JQuery get left and top positions from div based on parent div

Question

I have a draggable divs inside another div and need to get the left and top positions from child div.

<div id="parent">
<div id="child1" style="position:absolute;"></div>
<div id="child1" style="position:absolute;"></div>
</div>

At the moment i get the positions from childs based on the first placement:

$('#iframe_main').contents().find('.button".$key."').draggable({ 
    containment:'#parent',
    scroll: false,
    drag: function(event) {
        o = $('#iframe_main').contents().find('.child').offset();
        p = $('#iframe_main').contents().find('.child').position();

}});

So if i place the child in the right bottom corner of #parent and move it back to the left top corner i get negativ values.

What i want is the left and top postion from child divs based on #parent div.

Answer 1

You need to calculate the position of both element.

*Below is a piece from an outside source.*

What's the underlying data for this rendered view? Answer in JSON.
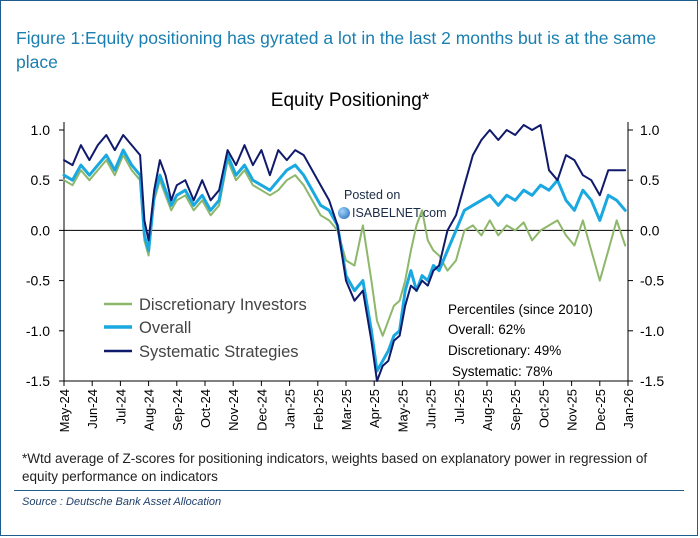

Please see below.

This is an example what you can make.

$('#iframe_main').contents().find('.button".$key."').draggable({ 
    containment:'#parent',
    scroll: false,
    drag: function(event) {
        o = $('#iframe_main').contents().find('.child').offset();
        p = $('#iframe_main').contents().find('#parent').offset();

        childtop = o.top - p.top;
        childleft = o.left - p.left;
        console.log(childtop + " " + childleft);

}});